In the centuries after Rome’s political withdrawal, the Iberian Peninsula became a stage of cultural layering. The Visigothic presence in Granada — attested archaeologically at sites such as El Castillón (Montefrío) and Ventas de Zafarraya — reflects this palimpsest: Germanic-speaking elites, Romanized urban traditions, and resilient local rural populations. Archaeological data indicates funerary practices and settlement patterns consistent with early medieval Visigothic occupation in southern Iberia between the 5th and 9th centuries CE.
Genetic evidence from 11 individuals dated 400–876 CE shows a mosaic rather than a single origin story. The combination of typically western European Y-lineages (haplogroup R), Mediterranean-associated lineages (E and J), and local European types (I), together with largely European maternal haplogroups (H, HV, U), points to admixture between incoming groups and established Iberian communities.

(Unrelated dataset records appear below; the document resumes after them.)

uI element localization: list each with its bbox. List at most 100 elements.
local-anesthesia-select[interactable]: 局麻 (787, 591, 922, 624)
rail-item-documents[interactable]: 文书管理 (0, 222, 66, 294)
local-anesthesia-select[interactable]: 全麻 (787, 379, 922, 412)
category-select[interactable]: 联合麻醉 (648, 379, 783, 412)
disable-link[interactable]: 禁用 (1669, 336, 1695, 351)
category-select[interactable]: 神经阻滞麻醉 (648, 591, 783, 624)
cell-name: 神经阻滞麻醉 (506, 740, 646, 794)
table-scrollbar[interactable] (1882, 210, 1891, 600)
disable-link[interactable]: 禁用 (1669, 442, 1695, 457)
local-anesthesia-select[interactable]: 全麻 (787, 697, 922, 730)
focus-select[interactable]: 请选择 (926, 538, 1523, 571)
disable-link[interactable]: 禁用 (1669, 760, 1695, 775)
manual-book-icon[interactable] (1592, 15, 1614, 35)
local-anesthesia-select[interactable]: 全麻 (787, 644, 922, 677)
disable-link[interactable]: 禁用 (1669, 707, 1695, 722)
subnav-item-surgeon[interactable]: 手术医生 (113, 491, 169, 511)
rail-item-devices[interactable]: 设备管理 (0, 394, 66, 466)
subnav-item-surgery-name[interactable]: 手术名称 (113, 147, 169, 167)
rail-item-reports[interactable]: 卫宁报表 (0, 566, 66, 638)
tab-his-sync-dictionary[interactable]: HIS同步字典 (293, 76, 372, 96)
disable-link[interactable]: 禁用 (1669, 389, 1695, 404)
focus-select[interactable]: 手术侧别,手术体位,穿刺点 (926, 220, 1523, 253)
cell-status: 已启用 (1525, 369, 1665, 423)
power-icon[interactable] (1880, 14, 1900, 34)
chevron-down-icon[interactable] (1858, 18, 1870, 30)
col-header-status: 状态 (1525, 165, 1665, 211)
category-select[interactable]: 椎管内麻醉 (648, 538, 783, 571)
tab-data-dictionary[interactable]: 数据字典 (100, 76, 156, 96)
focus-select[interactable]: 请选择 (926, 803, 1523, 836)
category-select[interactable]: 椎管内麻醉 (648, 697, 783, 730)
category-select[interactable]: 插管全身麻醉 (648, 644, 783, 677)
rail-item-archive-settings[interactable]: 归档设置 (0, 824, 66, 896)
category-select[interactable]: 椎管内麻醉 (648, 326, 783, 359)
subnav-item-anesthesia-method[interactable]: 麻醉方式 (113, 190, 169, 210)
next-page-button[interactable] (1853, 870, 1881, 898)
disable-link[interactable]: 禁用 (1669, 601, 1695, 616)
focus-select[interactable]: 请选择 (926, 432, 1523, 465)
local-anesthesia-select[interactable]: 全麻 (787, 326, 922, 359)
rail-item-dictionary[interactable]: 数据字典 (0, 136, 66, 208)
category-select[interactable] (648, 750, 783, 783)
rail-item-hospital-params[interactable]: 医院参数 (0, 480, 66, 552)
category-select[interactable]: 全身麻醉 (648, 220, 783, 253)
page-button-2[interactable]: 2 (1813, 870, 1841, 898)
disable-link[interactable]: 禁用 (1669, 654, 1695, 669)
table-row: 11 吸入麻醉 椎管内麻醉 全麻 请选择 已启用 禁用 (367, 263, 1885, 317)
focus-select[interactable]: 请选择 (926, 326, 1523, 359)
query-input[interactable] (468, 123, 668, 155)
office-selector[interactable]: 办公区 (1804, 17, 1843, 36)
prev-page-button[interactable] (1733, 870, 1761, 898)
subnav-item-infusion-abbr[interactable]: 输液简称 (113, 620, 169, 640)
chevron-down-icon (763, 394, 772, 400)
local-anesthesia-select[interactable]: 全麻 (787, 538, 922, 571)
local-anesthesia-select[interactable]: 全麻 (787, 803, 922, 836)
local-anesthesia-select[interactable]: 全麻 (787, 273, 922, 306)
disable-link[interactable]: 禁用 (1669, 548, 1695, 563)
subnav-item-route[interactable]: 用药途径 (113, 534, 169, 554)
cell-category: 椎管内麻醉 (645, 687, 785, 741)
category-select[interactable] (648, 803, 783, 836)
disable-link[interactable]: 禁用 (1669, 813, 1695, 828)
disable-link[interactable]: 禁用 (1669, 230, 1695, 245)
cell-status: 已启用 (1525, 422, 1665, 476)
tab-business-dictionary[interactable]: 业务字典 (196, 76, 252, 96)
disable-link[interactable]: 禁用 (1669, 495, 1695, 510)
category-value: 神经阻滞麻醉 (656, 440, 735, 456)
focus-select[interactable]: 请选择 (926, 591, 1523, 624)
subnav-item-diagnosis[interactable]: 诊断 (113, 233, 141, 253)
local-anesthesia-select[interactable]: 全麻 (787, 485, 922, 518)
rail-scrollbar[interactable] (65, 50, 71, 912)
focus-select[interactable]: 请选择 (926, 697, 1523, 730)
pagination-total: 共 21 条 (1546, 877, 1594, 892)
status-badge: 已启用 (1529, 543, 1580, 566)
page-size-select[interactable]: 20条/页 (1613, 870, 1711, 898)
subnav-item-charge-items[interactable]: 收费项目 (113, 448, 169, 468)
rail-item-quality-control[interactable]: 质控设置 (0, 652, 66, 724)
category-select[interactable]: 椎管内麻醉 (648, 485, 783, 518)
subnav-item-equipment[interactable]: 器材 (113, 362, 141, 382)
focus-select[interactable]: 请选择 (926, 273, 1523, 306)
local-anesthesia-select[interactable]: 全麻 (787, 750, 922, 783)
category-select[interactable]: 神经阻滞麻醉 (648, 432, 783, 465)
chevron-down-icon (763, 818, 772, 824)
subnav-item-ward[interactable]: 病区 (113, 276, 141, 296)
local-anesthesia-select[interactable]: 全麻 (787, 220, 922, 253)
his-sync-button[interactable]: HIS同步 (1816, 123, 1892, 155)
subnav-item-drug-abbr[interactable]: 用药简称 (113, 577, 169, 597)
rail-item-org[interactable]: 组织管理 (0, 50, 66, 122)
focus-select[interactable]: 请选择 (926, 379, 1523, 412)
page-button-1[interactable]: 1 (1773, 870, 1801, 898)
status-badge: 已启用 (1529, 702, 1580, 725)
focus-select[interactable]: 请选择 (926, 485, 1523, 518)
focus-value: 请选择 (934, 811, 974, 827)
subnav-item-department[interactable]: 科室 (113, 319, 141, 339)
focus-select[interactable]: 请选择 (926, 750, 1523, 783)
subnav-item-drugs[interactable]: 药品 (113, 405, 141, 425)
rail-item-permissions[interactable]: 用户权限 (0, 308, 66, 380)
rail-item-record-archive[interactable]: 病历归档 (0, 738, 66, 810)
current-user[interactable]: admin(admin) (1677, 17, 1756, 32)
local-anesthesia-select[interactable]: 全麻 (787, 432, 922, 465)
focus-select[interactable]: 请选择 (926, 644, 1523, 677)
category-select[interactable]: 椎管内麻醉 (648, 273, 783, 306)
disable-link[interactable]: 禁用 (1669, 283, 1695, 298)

Limited evidence suggests that Visigothic influence in Granada was as much a cultural and political phenomenon as a demographic one: a small number of migrants may have integrated with larger local populations, producing the blended signals seen in these samples.
Uncertainties remain: the sample set is geographically focused on a few sites and modest in size, preservation varies, and subclade resolution is limited. Archaeology and DNA together provide a cinematic but cautious narrative of emergence — migration, local continuity, and Mediterranean connections stitched together across centuries.